MES JOURS MÉMORABLES AU CANADA,

PAR

THÉRÈSE ZRIHEN-DVIR

 

 

Pour mon époux, Eitan qui cherchait par tous les moyens à réintégrer sa famille fuyant l'ascension de Homeyni en Iran et ses répercussions, Canada représentait le pays des opportunités renouvelées.

En 1981, après avoir liquidé nos possessions immobilières, la famille au complet quitta Israël pour l'Ontario, Canada. J'avais timidement recommandé à mon conjoint le Québec, notamment Montréal où mon frère Jacques et sa famille résidaient, mais celui-ci éluda ma question, en me jetant un "on verra bien une fois sur place."

Toronto, en ce jour de juillet était gris, chaud et humide. L'air était suffocant et pesait lourdement sur mes poumons. Mon beau-frère et ma belle-mère nous attendaient à l'aéroport. En route pour Hamilton, j'eus l'opportunité de traverser en éclair Toronto la ville, de confronter ses gratte-ciel effarouchants, ses grands boulevards et étrangement, je me sentis presque aussi minuscule qu'une fourmi. C'était pour moi un monde nouveau, une autre planète sur laquelle je venais à peine de poser pied. La toute petite femme de Marrakech que j'étais découvrait un Canada trop géant, trop spacieux qui l'intimidait effroyablement. J'eus le vertige rien qu'à tourner ma tête dans tous les sens. Les grandes artères routières m'épouvantèrent. Et dire que je suis une citadine, comment aurait réagi un paysan, me demandais-je.

Mon premier contact avec la communauté juive de Hamilton fut merveilleux. Rabbi Green nous souhaita les bienvenus dès notre arrivée à la synagogue qui regorgeait d'hommes et de femmes dans leurs plus beaux apparats. Immédiatement après cette visite, je me rappelle avoir acheté trois chapeaux de différentes couleurs pour mes prochaines apparitions au Shul.

Notre intégration au Canada se passa sans remous alarmants. Nous parlions tous plus ou moins l'Anglais et l'appartement qui nous fut suggéré n'était qu'à quelques blocs du centre communautaire et commercial juif, de l'école Hebrew Accademy où je m'étais portée volontaire pour enseigner l'Hébreu aux débutants et aux retardataires. Ce ne fut que plusieurs mois plus tard que la décision de visiter Montréal fut suggérée.

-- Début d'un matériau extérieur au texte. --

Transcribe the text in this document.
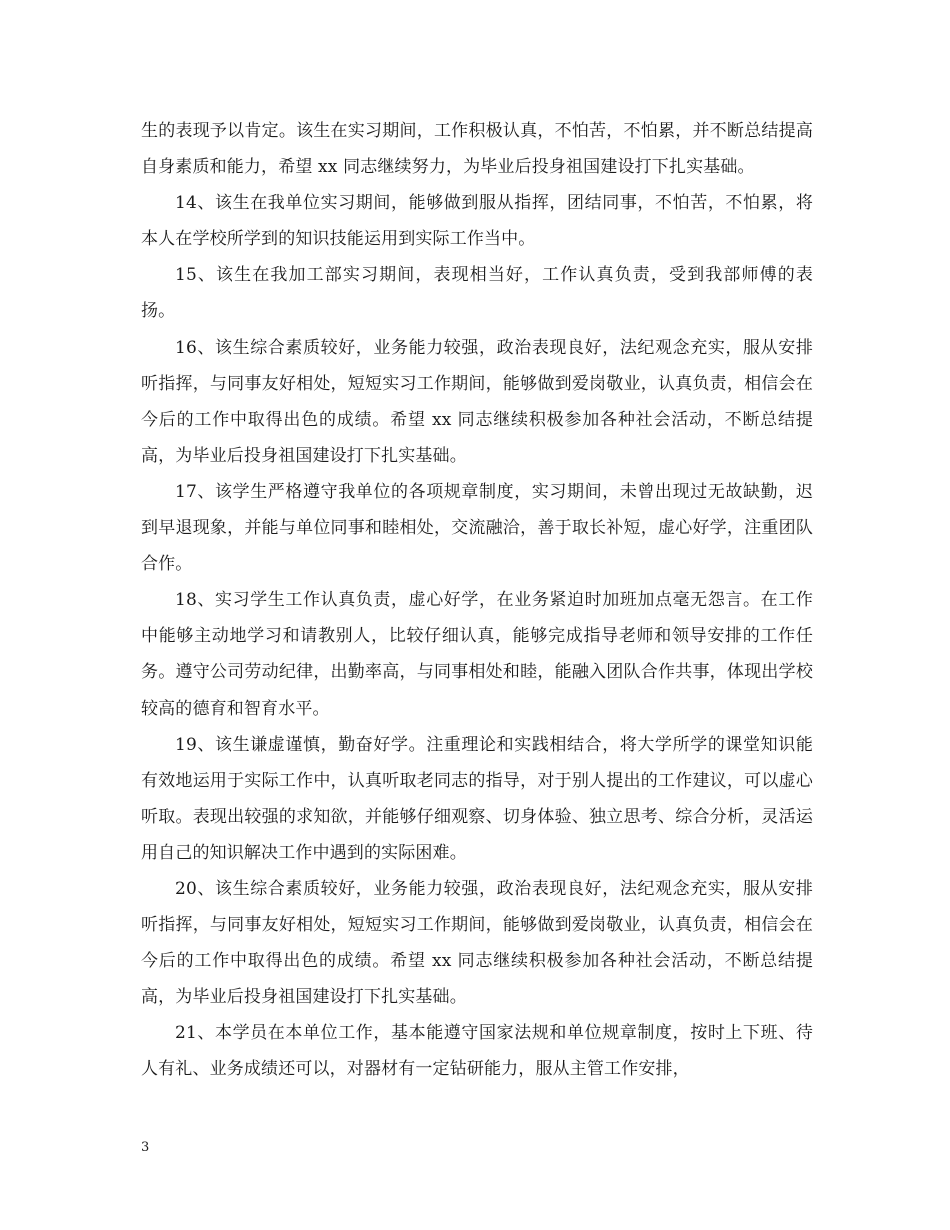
生的表现予以肯定。该生在实习期间，工作积极认真，不怕苦，不怕累，并不断总结提高自身素质和能力，希望 xx 同志继续努力，为毕业后投身祖国建设打下扎实基础。

14、该生在我单位实习期间，能够做到服从指挥，团结同事，不怕苦，不怕累，将本人在学校所学到的知识技能运用到实际工作当中。

15、该生在我加工部实习期间，表现相当好，工作认真负责，受到我部师傅的表扬。

16、该生综合素质较好，业务能力较强，政治表现良好，法纪观念充实，服从安排听指挥，与同事友好相处，短短实习工作期间，能够做到爱岗敬业，认真负责，相信会在今后的工作中取得出色的成绩。希望 xx 同志继续积极参加各种社会活动，不断总结提高，为毕业后投身祖国建设打下扎实基础。

17、该学生严格遵守我单位的各项规章制度，实习期间，未曾出现过无故缺勤，迟到早退现象，并能与单位同事和睦相处，交流融洽，善于取长补短，虚心好学，注重团队合作。

18、实习学生工作认真负责，虚心好学，在业务紧迫时加班加点毫无怨言。在工作中能够主动地学习和请教别人，比较仔细认真，能够完成指导老师和领导安排的工作任务。遵守公司劳动纪律，出勤率高，与同事相处和睦，能融入团队合作共事，体现出学校较高的德育和智育水平。

19、该生谦虚谨慎，勤奋好学。注重理论和实践相结合，将大学所学的课堂知识能有效地运用于实际工作中，认真听取老同志的指导，对于别人提出的工作建议，可以虚心听取。表现出较强的求知欲，并能够仔细观察、切身体验、独立思考、综合分析，灵活运用自己的知识解决工作中遇到的实际困难。

20、该生综合素质较好，业务能力较强，政治表现良好，法纪观念充实，服从安排听指挥，与同事友好相处，短短实习工作期间，能够做到爱岗敬业，认真负责，相信会在今后的工作中取得出色的成绩。希望 xx 同志继续积极参加各种社会活动，不断总结提高，为毕业后投身祖国建设打下扎实基础。

21、本学员在本单位工作，基本能遵守国家法规和单位规章制度，按时上下班、待人有礼、业务成绩还可以，对器材有一定钻研能力，服从主管工作安排，

3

La veille de Pâques, nous prîmes la longue route pour le Québec suivis de nos amis marocains qui habitaient une ville avoisinante, Stoney Creek. Le trajet dura presque huit heures. Montréal différait du tout au tout de Toronto. Elle avait un quelque chose de chez nous que je ne pouvais m'expliquer. Hormis la neige qui s'amoncelait sur le bord des routes et le temps froid qui givrait les vitres des maisons et saupoudrait à frimas les arbres nus en ce mois d'Avril, la ville, le trafic, les petites chopes, les maisons basses, les carrefours exhalaient un timbre plus familier, moins rigide. Je me sentis tout de suite à l'aise.

L'ambiance marocaine, je la retrouvai en plein chez les beaux-parents de mon frère qui habitaient dans le coin de leur rue. Leurs meubles, leurs babioles accrochées aux murs, les petites serviettes brodées main, leur table avec tous les mets connus que l'on servait à Marrakech pour le Seder de Pâques, le tout avait été conservé intact comme si les années, la distance, le pays nouveau n'avaient rien altéré. Il y avait même des poumons de vache cuits à l'ail et au citron, de la cervelle marinée et je passe. Le menu ne différait en rien de celui que grand-mère nous proposait pendant les fêtes à Marrakech.

Quand le maître de maison lança en s'égosillant son "Halahma Ania," avec l'accent marocain pur et que sa femme tournoya autour de nos têtes le vase de fleurs en ululant de joie, je sentis les larmes me monter aux yeux et l'émotion m'étreindre. Le miracle avait eu lieu, même si loin de leur terre, de leurs sources, ils avaient tout préservé, le charme, le ton, les couleurs, les parfums et leurs modulations si particulières. C'était pour moi la renaissance du Mellah de Marrakech dans les confins du monde, dans cette petite maison à Montréal, dans cette petite flamme de bougie juive.

Thérèse Zrihen-Dvir.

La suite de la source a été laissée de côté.